I'm using following definitions: On the set $\mathbb{N}\times\mathbb{N}$ we define an equivalence relation $\sim$ for all $(a,b)\in\mathbb{N}\times\mathbb{N}$ and $(c,d)\in\mathbb{N}\times\mathbb{N}$ as \begin{align*}\tag{I} (a,b)\sim (c,d):\Leftrightarrow a+d=b+c \end{align*} The set of integers $\mathbb{Z}$ is then defined as \begin{align*} \mathbb{Z}:=\{[(a,b)]_{\sim}\mid (a,b)\in\mathbb{N}\times\mathbb{N}\}, \end{align*} where $[(a,b)]_{\sim}$ denotes the equivalence class of $(a,b)$, which is defined as \begin{align*}\tag{II} [(a,b)]_{\sim}=\{(c,d)\in\mathbb{N}\times\mathbb{N}\mid (a,b)\sim (c,d)\}. \end{align*}
For convenience I will write $[(a,b)]$ instead of $[(a,b)]_{\sim}$.
Addition $+$ and multiplication $\cdot$ on the set $\mathbb{Z}$ are defined as \begin{align*}\tag{III} [(a,b)]+[(c,d)]:=[(a+c,b+d)] \end{align*} and \begin{align*}\tag{IV} [(a,b)]\cdot [(c,d)]:=[(ac+bd,ad+bc)]. \end{align*}
I've already proved that addition on $\mathbb{Z}$ is well-defined. However, I'm struggling to do the same for multiplication.

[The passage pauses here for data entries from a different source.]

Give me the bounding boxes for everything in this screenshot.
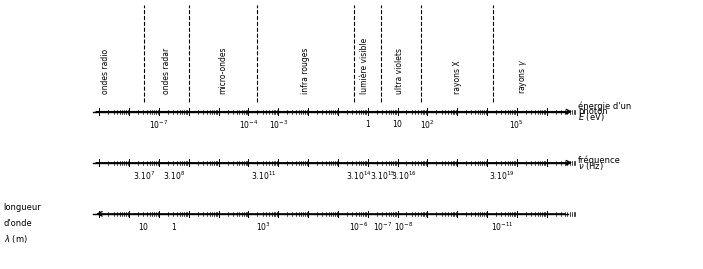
Text: $3.10^{14}$: $3.10^{14}$: [346, 169, 371, 182]
Text: ultra violets: ultra violets: [394, 48, 404, 94]
Text: $10^{-6}$: $10^{-6}$: [349, 221, 368, 233]
Text: $10^3$: $10^3$: [256, 221, 271, 233]
Text: $10^{-8}$: $10^{-8}$: [394, 221, 413, 233]
Text: $3.10^{11}$: $3.10^{11}$: [251, 169, 276, 182]
Text: infra rouges: infra rouges: [301, 48, 309, 94]
Text: d'onde: d'onde: [4, 219, 32, 228]
Text: fréquence: fréquence: [578, 155, 621, 165]
Text: $\nu$ (Hz): $\nu$ (Hz): [578, 160, 604, 172]
Text: $10^{-7}$: $10^{-7}$: [373, 221, 392, 233]
Text: $3.10^{19}$: $3.10^{19}$: [489, 169, 515, 182]
Text: $3.10^{16}$: $3.10^{16}$: [391, 169, 416, 182]
Text: $3.10^{15}$: $3.10^{15}$: [370, 169, 395, 182]
Text: $10^5$: $10^5$: [510, 118, 524, 131]
Text: $1$: $1$: [365, 118, 370, 129]
Text: rayons $\gamma$: rayons $\gamma$: [517, 59, 529, 94]
Text: rayons X: rayons X: [453, 61, 462, 94]
Text: ondes radio: ondes radio: [101, 49, 110, 94]
Text: longueur: longueur: [4, 203, 41, 212]
Text: $10^{-7}$: $10^{-7}$: [149, 118, 169, 131]
Text: $\lambda$ (m): $\lambda$ (m): [4, 233, 27, 245]
Text: $10^2$: $10^2$: [420, 118, 434, 131]
Text: $10$: $10$: [392, 118, 403, 129]
Text: $10^{-4}$: $10^{-4}$: [239, 118, 258, 131]
Text: $E$ (eV): $E$ (eV): [578, 111, 605, 123]
Text: $3.10^8$: $3.10^8$: [163, 169, 185, 182]
Text: $3.10^7$: $3.10^7$: [133, 169, 155, 182]
Text: $10$: $10$: [138, 221, 150, 232]
Text: micro-ondes: micro-ondes: [219, 47, 228, 94]
Text: $1$: $1$: [171, 221, 177, 232]
Text: photon: photon: [578, 107, 607, 116]
Text: $10^{-11}$: $10^{-11}$: [491, 221, 513, 233]
Text: énergie d'un: énergie d'un: [578, 102, 631, 111]
Text: lumière visible: lumière visible: [360, 38, 369, 94]
Text: $10^{-3}$: $10^{-3}$: [269, 118, 288, 131]
Text: ondes radar: ondes radar: [162, 48, 171, 94]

Let \begin{align*} [(a,b)]&=[(x,y)] \\ [(c,d)]&=[(z,w)]. \end{align*}
Then we have \begin{align*}\tag{Va} (a,b)\sim(x,y)&:\Leftrightarrow a+y=b+x \\ \tag{Vb} (c,d)\sim(z,w)&:\Leftrightarrow c+w=d+z. \end{align*}
We have to show that \begin{align*} [(a,b)]\cdot [(c,d)]=[(x,y)]\cdot [(z,w)] \end{align*} holds. Using $(IV)$ this turns into \begin{align*} [(ac+bd,ad+bc)]=[(xz+yw,xw+yz)] \end{align*} and by $(II)$ we then have \begin{align*} (ac+bd,ad+bc)\sim (xz+yw,xw+yz) \end{align*} Using $(I)$ this is equivalent to \begin{align*}\tag{VI} (ac+bd)+(xw+yz)=(ad+bc)+(xz+yw). \end{align*}
So I have to find a way to get from equations $(Va)$ and $(Vb)$ to $(VI)$.